Gesundes statt Süßgetränke

Gesundheit war das Thema der Kinder der Offenen Volksschule Wagramer Straße, die sich für die Eröffnungsrunde aller Delegierten in den ersten beiden Reihen der mittleren Stuhlreihen platziert hatten. „Statt Süßgetränken sollte es Automatin mit gesunden Sachen geben, zum Beispiel Obst“, vertrauen diese Kinder dem Reporter an.

Mehr Grün, Spielplätze, billigere Lebensmittel

Groß und breit ist die Palette der Forderungen und Themen von Jugendlichen der Mittelschule Gundäckergasse (Favoriten, 10. Bezirk): Mehr Grün und mehr Spielplätze, Gleichberechtigung, keine Kinderarbeit und Preise für Lebensmittel sollen billiger werden.

Mehr Indoor-Spielplätze für Schlechtwetter, Spielplätze auch für ältere Kinder waren noch weitere Wünsche, die in der Eröffnungsrunde im vollbesetzten großen Festsaal des Wiener Rathauses erhoben worden sind.

Gruppenfoto einer Klasse im großen Festsaal
Gruppenfoto einer Klasse im großen Festsaal

Beteiligungsprozess

Seit einigen Jahren bringen junge Stadtbewohner:innen in regelmäßigen wienweiten Kinder- und Jugendparlamenten, aber auch in Bezirken, ihre Ideen ein – so manches davon fließt in die Arbeit der Abteilungen der Stadt Wien auch ein. Die Diskussionsergebnisse vom Mittwoch werden am 10. April im selben großen Festsaal des Wiener Rathauses vorgestellt und wie schon erwähnt Teil der nächsten Kinder- und Jugendstrategie der Stadt.

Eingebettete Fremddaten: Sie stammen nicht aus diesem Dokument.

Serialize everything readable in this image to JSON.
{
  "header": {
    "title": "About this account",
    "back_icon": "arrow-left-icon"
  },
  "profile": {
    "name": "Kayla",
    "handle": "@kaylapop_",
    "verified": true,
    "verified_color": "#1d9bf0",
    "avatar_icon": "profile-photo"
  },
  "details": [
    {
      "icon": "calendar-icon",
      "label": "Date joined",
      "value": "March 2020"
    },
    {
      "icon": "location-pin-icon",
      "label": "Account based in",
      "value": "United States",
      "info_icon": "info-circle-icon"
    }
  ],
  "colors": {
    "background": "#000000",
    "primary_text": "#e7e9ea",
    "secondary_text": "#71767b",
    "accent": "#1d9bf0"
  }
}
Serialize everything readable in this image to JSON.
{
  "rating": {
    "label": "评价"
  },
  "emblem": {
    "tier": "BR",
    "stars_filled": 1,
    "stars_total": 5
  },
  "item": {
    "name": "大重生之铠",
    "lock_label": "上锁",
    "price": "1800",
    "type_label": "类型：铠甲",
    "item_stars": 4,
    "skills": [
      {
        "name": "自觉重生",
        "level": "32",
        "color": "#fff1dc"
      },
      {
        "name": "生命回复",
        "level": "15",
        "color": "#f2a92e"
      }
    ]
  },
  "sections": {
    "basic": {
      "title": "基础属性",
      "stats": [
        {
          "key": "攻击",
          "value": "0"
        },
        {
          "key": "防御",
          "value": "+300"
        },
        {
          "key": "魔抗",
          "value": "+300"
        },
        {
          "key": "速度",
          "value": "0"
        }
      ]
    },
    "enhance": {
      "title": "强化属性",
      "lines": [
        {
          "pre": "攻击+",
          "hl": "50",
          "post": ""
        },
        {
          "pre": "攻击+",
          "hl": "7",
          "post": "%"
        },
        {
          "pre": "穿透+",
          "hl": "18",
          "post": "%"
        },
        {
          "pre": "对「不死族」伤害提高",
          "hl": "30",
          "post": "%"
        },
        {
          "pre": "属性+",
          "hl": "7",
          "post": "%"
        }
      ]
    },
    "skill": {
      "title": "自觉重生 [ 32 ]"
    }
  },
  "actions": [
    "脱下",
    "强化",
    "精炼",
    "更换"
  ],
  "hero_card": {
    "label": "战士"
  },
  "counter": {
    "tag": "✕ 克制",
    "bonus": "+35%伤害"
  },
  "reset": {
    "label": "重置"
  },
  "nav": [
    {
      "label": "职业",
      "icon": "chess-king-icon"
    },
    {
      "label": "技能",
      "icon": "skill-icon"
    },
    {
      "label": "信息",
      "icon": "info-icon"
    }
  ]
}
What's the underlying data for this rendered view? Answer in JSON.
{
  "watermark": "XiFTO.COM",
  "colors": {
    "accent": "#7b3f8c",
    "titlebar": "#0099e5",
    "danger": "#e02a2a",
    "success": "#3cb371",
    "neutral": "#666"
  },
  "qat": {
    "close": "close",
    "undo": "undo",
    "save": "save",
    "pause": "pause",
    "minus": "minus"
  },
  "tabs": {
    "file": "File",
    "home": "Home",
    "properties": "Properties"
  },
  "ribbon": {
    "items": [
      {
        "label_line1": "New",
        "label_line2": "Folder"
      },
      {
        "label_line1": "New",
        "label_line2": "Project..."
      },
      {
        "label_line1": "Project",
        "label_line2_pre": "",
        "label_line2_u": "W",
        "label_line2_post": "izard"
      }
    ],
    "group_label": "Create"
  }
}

Die Teilnehmer:innen des aktuellen Wiener Kinder- und Jugendparlaments haben sich im Herbst online für die Teilnahme am Parlament angemeldet, bereiteten sich seit Dezember in zwei Sitzungen intensiv auf ihre Themen vor. Die Kinder des Kinderparlaments – Vertreter:innen von einem Kindergarten und jeweils einer Klasse bis zur 8. Schulstufe – entwickelten ihre Anliegen in jeweils drei Workshops an ihren Schulen und im Kindergarten.

Grundlage für die Themenschwerpunkte waren die Ergebnisse einer von Wienxtra beauftragten Kinder- und Jugendstudie aus dem Vorjahr.

Beim Abschlusstermin im Wiener Rathaus am 10. April 2025 werden die gesammelten, verschriftlichten Themen an die Stadtregierung übergeben und sollen in weiterer Folge in die neue Kinder- und Jugendstrategie der Stadt Wien für die Jahre 2025-2030 integriert werden.  Dieser Prozess wird von der Koordinationsstelle Junges Wien (Wienxtra und Stadt Wien) geleitet. „Mit dem Kinder- und Jugendparlament schaffen wir eine Plattform, die jungen Menschen eine echte Stimme gibt. Ihre Anliegen werden gehört und fließen direkt in die Stadtpolitik ein“, so Benjamin Schmid, Leiter der Koordinationsstelle Junges Wien bei Wienxtra.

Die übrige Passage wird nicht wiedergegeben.